Era gonfia di vento sul cielo umido e scuro di novembre la prima volta che l’ho vista, la bandiera rossa sul Cremlino; come ieri l’altro, prima di essere ammainata.

Era il novembre del 1949 e quel tempestoso drappo rosso, incrociato dai proiettori, pareva sospeso sopra la città, come le stelle di granata sulle cinque torri, che si dice non fossero state spente neanche con i tedeschi alle porte di Mosca.

Nel 1949 era ancora la bandiera issata sul Reichstag a Berlino, quella della guerra più crudele, vinta con più morte e più distruzioni, le tracce del passaggio tedesco visibili in tutta la piana a ovest della capitale, macerie su macerie. E Mosca era grigia e emozionante, metà orgoglio metà Requiem dell’Achmatova, impressionante come la Moscova gelata e le foreste immense e le strade con poche macchine e molta gente, provata e cortese.

Quella volta non percepii altro che la dimensione della povertà e del dolore, ma – mi parve – legati a una identità forte.

Venti anni dopo, ancora a novembre, il Pci escludeva da sé i compagni del manifesto perché avevano detto e scritto che quel vessillo era stato troppe volte insopportabilmente issato sui tanks di invasione, sconfitte politiche consumate e negate. Nel 1956 s’erano ancora mescolati orrore e speranza, ma, finito Krusciov, questa s’era spenta.

Sull’agosto cecoslovacco quella bandiera sventolava contro tutte le sue e nostre ragioni.

Era dunque uno straccio troppe volte insozzato, quello che ieri l’altro è stato calato, e l’Urss era ormai da mesi in agonia. Perché ci ha impietrito vederlo ricadere su se stesso e sparire? Perché così insignificante è apparso il tricolore russo, per ora non adorno del suo stupido pollastro a due teste, l’aquila imperiale?

Perché questo che sventola ora non è che il simbolo di uno stato, quella lo era di una idea del mondo, delle generazioni che hanno creduto e voluto una rivoluzione che ha diviso il secolo, delle sue folgoranti libertà e dei suoi abissali errori.

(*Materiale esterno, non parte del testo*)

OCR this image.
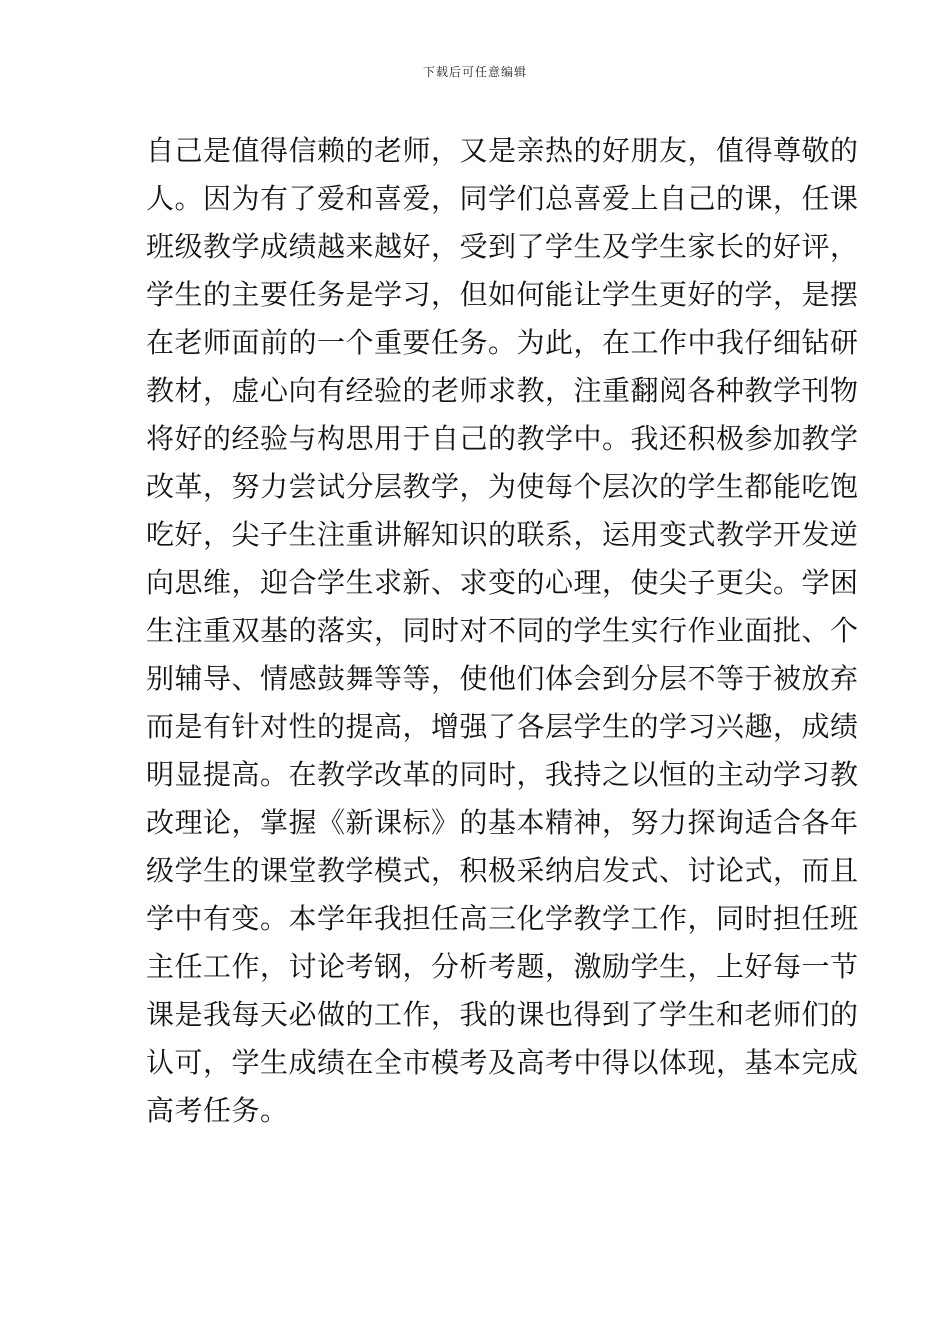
下载后可任意编辑
自己是值得信赖的老师，又是亲热的好朋友，值得尊敬的
人。因为有了爱和喜爱，同学们总喜爱上自己的课，任课
班级教学成绩越来越好，受到了学生及学生家长的好评，
学生的主要任务是学习，但如何能让学生更好的学，是摆
在老师面前的一个重要任务。为此，在工作中我仔细钻研
教材，虚心向有经验的老师求教，注重翻阅各种教学刊物
将好的经验与构思用于自己的教学中。我还积极参加教学
改革，努力尝试分层教学，为使每个层次的学生都能吃饱
吃好，尖子生注重讲解知识的联系，运用变式教学开发逆
向思维，迎合学生求新、求变的心理，使尖子更尖。学困
生注重双基的落实，同时对不同的学生实行作业面批、个
别辅导、情感鼓舞等等，使他们体会到分层不等于被放弃
而是有针对性的提高，增强了各层学生的学习兴趣，成绩
明显提高。在教学改革的同时，我持之以恒的主动学习教
改理论，掌握《新课标》的基本精神，努力探询适合各年
级学生的课堂教学模式，积极采纳启发式、讨论式，而且
学中有变。本学年我担任高三化学教学工作，同时担任班
主任工作，讨论考钢，分析考题，激励学生，上好每一节
课是我每天必做的工作，我的课也得到了学生和老师们的
认可，学生成绩在全市模考及高考中得以体现，基本完成
高考任务。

Non, come si dice oggi, la bandiera dell’utopia – non sono utopia i milioni di uomini e donne che si riconoscevano ai quattro angoli della terra e la cui vita e morte nel comunismo ha avuto un senso. Questa è una realtà spessa come corpi, materia storica che ha attraversato i decenni, ben prima del 1917, dal 1848 e la Comune di Parigi.

Nel 1917 come nel 1945 a Berlino essa è parsa vincere: non era vero. Quando lo sarà, avverrà in altri modi nei quali la bandiera ammainata del Cremlino è una traccia bruciante come il suo colore.

Con le parole di Bucharin al figlio l’abbiamo veduta scendere dal pennone: «Quando guardi la bandiera del nostro paese, ricordati che è fatta anche del mio sangue».

Un popolo senza confini l’ha riposta dentro di sé con qualche pietà.